Ну так вот, под вечер, незадолго до того, как впервые возле реки вспыхнула стрельба, этот самый Гликман принимается как оглашенный стучать в дверь. Подумал, что у старика схватило живот. Накануне, когда он шел из уборной, забредший во двор Мандат малость попугал старика, тот как завопит, стрелой влетел в амбар и с грохотом захлопнул за собой дверь. Мандат был страшно разочарован тем, что остался без угощения, что это за повадки такие закрывать перед самым носом дверь. Рууди Сультс мне рассказывал — в тот вечер он стоял на посту и от души посмеялся, наблюдая, как старик, подтягивая штаны, драпает через двор, а Мандат, пыхтя, трусит за ним по пятам, как маневровый паровоз. Я так и подумал, что старику опять приспичило. Но где там — ни больше ни меньше подавай купчишке командира. Что было делать? Кто его знает, может, у него и впрямь что-то важное — сидел, сидел, и высидел. Понятно, в моей власти было гаркнуть, мол, придержи язык, враг ты наш классовый, у командира найдутся и другие дела, некогда ему слушать твой лепет. Но поди сама знаешь, какой у нас порядок водился: не требовалось никакого разрешения или доклада, все шло как бог на душу положит. Вывел я его из амбара на свой страх, остальных снова под замок, и прямым ходом к Яану. А что бы ты стала делать? Сперва и я остался в комнате, думал, если просто так дурака валял и нес чепуху, то я его сразу же назад в амбар отведу. Гликман зыркнул своим рыбьим глазом в мою сторону и пошел городить вокруг да около, мол, у него с командиром такой уж серьезный разговор будет, что никак не может при посторонних язык развязать. Яан вначале посмеялся, нет, говорит, у нас друг перед другом секретов, это тебе не старая российская армия, где солдат считали людьми низшего сорта, но старик знай тянет свою песню и все зырится на меня. Наконец Яану надоело, сказал: ну ладно, Волли, побудь чуток за дверью, если папаше непременно хочется поиграть тайное общество.

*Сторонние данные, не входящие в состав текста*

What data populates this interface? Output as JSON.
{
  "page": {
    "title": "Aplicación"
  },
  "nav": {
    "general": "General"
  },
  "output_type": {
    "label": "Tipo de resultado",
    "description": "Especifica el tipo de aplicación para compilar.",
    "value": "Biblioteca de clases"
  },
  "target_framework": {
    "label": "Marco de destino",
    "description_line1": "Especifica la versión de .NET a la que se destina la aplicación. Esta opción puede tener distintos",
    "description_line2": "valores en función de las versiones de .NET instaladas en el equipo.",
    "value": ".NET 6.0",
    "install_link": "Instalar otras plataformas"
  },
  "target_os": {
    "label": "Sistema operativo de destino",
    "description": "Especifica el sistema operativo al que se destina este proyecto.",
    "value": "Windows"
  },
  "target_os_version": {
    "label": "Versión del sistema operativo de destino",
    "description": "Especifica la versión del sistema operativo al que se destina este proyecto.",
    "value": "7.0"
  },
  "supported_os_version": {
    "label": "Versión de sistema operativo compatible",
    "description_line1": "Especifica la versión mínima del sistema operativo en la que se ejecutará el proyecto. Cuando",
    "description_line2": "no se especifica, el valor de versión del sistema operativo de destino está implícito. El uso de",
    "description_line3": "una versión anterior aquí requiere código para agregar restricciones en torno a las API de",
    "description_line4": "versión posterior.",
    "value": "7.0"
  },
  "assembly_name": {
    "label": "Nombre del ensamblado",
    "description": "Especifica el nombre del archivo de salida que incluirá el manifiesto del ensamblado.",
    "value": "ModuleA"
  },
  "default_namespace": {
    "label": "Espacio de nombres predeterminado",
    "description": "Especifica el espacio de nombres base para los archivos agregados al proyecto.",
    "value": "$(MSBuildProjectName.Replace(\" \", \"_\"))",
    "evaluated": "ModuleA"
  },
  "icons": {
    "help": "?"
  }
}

И ему невдомек было, что это за змея такая — Гликман.
Вышел, значит, на крылечко, присел, дожидаюсь. Амбар тоже перед глазами, к нему-то ведь я и был приставлен, только кто станет ломиться туда? Недолго и поговорили-то, как возле Нарвы открылась стрельба, командир тут же выскочил, навострил уши, а вскоре от реки, пыхтя, ребята притащились. Мужик тот из питерского Чека, Авлой, был до того зол, что прямо-таки шипел, все костерил Яана, клял всех других, мол, загробили операцию, за это нас еще возьмут за глотку. Сам с лица белый, глаза выпучены. У Луппо рука прострелена, кровь хлыщет, перевязали его сообща. Тут Яан сам кинулся к реке, остальные, будто гончие, следом. На бегу распорядился увести старика в амбар и запереть. Так я и не услышал, о чем этот пройдоха Гликман разговаривал с ним.
Да какой прок от того, кабы и знал.
Нет, не скажи. У моей истории не один конец. Ты послушай, что было дальше. Захожу я в комнату за стариком, как он вдруг начинает канючить: подожди, добрый красноармеец, я хочу тебе что-то сказать. Какое мне дело до того, что ты хочешь сказать, сам слышишь, у нас сейчас найдется посерьезнее работа, давай вали назад в амбар. Нет, ты все же сперва выслушай, всего два слова, только это очень важный разговор, для тебя самого очень важный. И тут, знаешь, взяло меня любопытство. А тебя бы разве не разобрало? Кто не желал бы заняться важными делами, когда у самого еще молоко на губах не обсохло? Подумал, успею отвести его в амбар, возле реки ребята небось задержатся, да и расстояние — не рукой подать. Уселся на стул, давай, старик, выкладывай.
Гликман долго смотрел на меня, склонив голову, и вдруг спрашивает: а ты сам-то из Нарвы будешь? Или, может, из ямбургских краев? Что мне скрывать: на Кренгольме родился и всю жизнь прожил. Очень хорошо, говорит, это очень хорошо.
Я ничего не понял. Что тут особенного или что хорошего, если я нарвитянин, и какая ему от этого польза. Обычное дело, все бывают откуда-то родом, и никакое место на свете не хуже и не лучше других. Подумал: ладно, хвали, пользы тебе от этого не видать, ко мне не подмажешься. Подожду, что будет дальше.
Если ты нарвский, говорит эта вонючка, тогда у тебя по ту сторону реки в Нарве и дом, и родители. А если у тебя в Нарве родители, то ты обязательно хочешь попасть к ним домой. Каждый настоящий сын стремится домой к родителям, долго ли тут, в лесной глуши, будешь изображать незваного гостя! Ведь правду говорю?
Какое твое собачье дело, куда я хочу! Нечего за меня жевать, сам зубастый. И без твоих заздравных дома буду, как только выбьем немцев.
Он жалостно покачивает головой, глядит на меня эдакими грустными глазами, будто выложенный баран, и втягивает щеки, ну просто икона с лицом великомученика.
Языком, конечно, можно огород большой нагородить. Но у немца очень сильная армия, или ты не слыхал? Железная, никто не одолеет.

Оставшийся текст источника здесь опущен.